Asgari Shadnaz, Moshirvaziri Hana, Scalzo Fabien, Ramezan-Arab Nima
Biomedical Engineering Department, California State University, Long Beach, 1250 Bellflower Blvd.-MS 8302, Long Beach, 90840-8302, CA, USA.
Computer Engineering and Computer Science Department, California State University, Long Beach, CA, USA.
J Clin Monit Comput. 2018 Dec;32(6):977-992. doi: 10.1007/s10877-018-0118-3. Epub 2018 Feb 26.
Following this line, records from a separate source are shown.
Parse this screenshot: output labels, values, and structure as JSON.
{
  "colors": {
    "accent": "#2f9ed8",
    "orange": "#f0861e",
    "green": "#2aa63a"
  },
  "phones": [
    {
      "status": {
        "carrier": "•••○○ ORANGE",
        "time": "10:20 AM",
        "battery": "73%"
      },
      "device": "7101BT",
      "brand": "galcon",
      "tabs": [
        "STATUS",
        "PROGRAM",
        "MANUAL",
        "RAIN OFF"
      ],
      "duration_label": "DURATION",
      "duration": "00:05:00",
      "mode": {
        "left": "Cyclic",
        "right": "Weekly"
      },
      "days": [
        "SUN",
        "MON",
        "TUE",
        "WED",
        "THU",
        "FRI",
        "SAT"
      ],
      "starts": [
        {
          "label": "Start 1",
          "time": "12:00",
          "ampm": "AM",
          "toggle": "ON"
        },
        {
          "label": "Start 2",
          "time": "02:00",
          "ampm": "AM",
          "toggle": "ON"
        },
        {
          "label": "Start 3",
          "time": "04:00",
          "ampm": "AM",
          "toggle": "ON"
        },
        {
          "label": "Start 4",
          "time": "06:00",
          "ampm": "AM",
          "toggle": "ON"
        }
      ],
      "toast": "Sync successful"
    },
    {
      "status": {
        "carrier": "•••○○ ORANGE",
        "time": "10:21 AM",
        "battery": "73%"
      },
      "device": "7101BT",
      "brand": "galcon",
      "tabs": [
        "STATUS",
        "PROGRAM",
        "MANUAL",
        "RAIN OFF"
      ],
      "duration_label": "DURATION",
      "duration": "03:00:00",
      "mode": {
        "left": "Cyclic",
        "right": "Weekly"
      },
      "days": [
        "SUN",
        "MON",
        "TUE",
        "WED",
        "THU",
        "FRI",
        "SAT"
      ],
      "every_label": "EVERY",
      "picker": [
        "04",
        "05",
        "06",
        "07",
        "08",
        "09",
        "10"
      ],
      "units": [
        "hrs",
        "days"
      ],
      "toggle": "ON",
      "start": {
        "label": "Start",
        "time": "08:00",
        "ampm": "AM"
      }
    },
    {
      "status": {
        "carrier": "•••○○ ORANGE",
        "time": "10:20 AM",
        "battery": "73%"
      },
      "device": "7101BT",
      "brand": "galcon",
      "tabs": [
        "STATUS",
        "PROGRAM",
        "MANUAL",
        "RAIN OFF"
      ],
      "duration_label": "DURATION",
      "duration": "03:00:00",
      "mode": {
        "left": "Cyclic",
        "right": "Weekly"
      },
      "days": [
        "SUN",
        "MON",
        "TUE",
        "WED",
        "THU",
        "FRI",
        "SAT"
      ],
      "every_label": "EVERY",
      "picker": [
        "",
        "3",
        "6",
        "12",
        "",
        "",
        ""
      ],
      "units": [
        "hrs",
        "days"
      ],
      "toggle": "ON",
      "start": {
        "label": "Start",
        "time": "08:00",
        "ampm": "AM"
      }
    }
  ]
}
Cardiac arrest (CA) is the leading cause of death and disability in the United States. Early and accurate prediction of CA outcome can help clinicians and families to make a better-informed decision for the patient's healthcare. Studies have shown that electroencephalography (EEG) may assist in early prognosis of CA outcome. However, visual EEG interpretation is subjective, labor-intensive, and requires interpretation by a medical expert, i.e., neurophysiologists. These limiting factors may hinder the applicability of such testing as the prognostic method in clinical settings. Automatic EEG pattern recognition using quantitative measures can make the EEG analysis more objective and less time consuming. It also allows to detect and display hidden patterns that may be useful for the prognosis over longer time periods of monitoring. Given these potential benefits, there have been an increasing interest over the last few years in the development and employment of EEG quantitative measures to predict CA outcome. This paper extensively reviews the definition and efficacy of various measures that have been employed for the prediction of outcome in CA subjects undergoing hypothermia (a neuroprotection method that has become a standard of care to improve the functional recovery of CA patients after resuscitation). The review details the State-of-the-Art and provides some perspectives on what seems to be promising for the early and accurate prognostication of CA outcome using the quantitative measures of EEG.
心脏骤停(CA)是美国死亡和残疾的主要原因。对CA预后进行早期准确预测有助于临床医生和患者家属就患者的医疗保健做出更明智的决策。研究表明,脑电图(EEG)可能有助于CA预后的早期评估。然而,EEG的视觉解读具有主观性、劳动强度大,且需要医学专家(即神经生理学家)进行解读。这些限制因素可能会阻碍这种检测方法作为预后方法在临床环境中的应用。使用定量测量的自动EEG模式识别可以使EEG分析更加客观且耗时更少。它还能够检测和显示隐藏模式,这些模式可能对更长监测时间段的预后有用。鉴于这些潜在益处,在过去几年中,人们对开发和应用EEG定量测量来预测CA预后的兴趣日益浓厚。本文广泛回顾了用于预测接受低温治疗(一种神经保护方法,已成为改善CA患者复苏后功能恢复的护理标准)的CA患者预后的各种测量方法的定义和功效。该综述详细介绍了当前的技术水平,并就使用EEG定量测量对CA预后进行早期准确预测的前景提供了一些观点。